Is he ready to throw in the towel? "I ain't going to give up as long as I can help it," Hall asserted yesterday, sitting amid the clutter of saturated and rusting inventory in his shop. Rows of drawers containing watch casings and hundreds of wheels, cogs and delicate hair springs were now filled with muddy-looking water. Watches that had been repaired and were waiting to be picked up by customers were waterlogged. Hall was closed for the day as he tried to assess the damage, which was still undetermined last night.

To complicate things, Hall is a cripple, and has been confined to a wheelchair in a reclining position since he was 18. For 30 years, he ran his watch repair and sales business from a storefront a block away at 807 11th St., but was forced out when the city cleared that block last year to build the new convention center.

He was temporarily relocated at his present address 14 months ago, but must move again by the end of May because the building is also slated for demolition as part of downtown Washington's booming redevelopment program.

Hall shares space in the shop with his partner, Jesse McNeal, a key maker and watch fixer, and is also helped by a brother, Hugh Hall. All three say they are having a tough time finding another location they can afford.

"I want to stay downtown," said Ivan Hall yesterday. "I been here most of my life, and I want to stay."

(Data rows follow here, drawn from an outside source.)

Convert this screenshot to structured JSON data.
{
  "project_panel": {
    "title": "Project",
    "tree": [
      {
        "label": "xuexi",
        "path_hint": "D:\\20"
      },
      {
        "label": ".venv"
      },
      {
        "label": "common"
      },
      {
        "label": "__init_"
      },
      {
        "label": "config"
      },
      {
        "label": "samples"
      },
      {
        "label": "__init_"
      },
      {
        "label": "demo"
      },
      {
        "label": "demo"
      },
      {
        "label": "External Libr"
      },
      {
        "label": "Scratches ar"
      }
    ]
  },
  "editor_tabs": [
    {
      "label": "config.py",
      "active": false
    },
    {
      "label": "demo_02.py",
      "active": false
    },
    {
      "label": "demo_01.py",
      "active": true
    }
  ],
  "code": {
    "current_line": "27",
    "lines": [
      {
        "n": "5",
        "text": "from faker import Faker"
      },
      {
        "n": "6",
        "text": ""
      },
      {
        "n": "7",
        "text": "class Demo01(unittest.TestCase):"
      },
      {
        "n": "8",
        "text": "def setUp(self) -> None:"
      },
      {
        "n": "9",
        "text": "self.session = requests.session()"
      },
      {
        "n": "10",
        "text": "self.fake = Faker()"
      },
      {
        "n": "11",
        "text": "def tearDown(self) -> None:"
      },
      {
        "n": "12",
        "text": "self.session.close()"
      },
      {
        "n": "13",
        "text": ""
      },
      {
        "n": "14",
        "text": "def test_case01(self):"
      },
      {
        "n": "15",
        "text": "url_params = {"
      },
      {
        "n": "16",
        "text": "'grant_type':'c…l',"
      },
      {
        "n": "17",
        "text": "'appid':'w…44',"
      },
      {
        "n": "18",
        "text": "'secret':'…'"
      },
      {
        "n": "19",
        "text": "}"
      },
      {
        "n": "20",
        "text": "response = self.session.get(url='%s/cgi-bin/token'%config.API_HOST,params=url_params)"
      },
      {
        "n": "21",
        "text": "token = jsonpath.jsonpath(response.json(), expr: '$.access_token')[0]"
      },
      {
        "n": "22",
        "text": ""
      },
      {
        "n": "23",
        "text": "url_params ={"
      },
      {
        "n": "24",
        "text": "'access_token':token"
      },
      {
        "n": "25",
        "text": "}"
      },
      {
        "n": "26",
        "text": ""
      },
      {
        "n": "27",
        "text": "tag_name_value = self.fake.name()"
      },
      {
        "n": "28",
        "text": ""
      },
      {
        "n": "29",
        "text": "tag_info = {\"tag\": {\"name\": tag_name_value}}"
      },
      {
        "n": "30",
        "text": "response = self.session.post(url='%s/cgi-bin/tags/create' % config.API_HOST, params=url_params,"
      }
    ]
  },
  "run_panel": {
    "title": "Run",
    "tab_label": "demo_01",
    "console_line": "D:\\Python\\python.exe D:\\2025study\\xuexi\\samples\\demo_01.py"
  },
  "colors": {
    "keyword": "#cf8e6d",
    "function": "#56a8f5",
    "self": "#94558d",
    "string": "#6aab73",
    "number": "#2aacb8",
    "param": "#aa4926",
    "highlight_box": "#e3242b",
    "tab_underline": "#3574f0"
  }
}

The D.C. Department of Housing and Community Development, which is responsible for assisting merchants in relocating from city-developed areas, says it is anxious to help but is finding it hard to meet Hall's idea of affordable rent.

"He's given us a limit of $500 a month," said James Woolfork, housing and business resources chief. "That's about 63 cents a square foot for a year for his size operation. The going rate in old downtown is anywhere from $7.50 to $15 a square foot."

The result is that the city has been able to offer few alternative spots to Hall -- and Hall has found those unsatisfactory for one reason or another.

"Maybe I'm spoiled," says Hall, acknowledging that he leases his present shop from the city for $125 a month -- a legacy from Hall's original landlord, who in 1949 pledged never to increase Hall's rent from that time on.

Though he is 59, Hall says, he can' retire yet. "I don't have anything to retire on," he said, peering through thick glasses, his left eye enlarged by the 8-power jeweler's magnifier mounted on his glasses frame." . . . They [burglars] stole all my savings. Every nickel I ever made I put into this business."

He added, "I got to work or go on public assistance or croak, one of them [and] I don't plan to do the second two."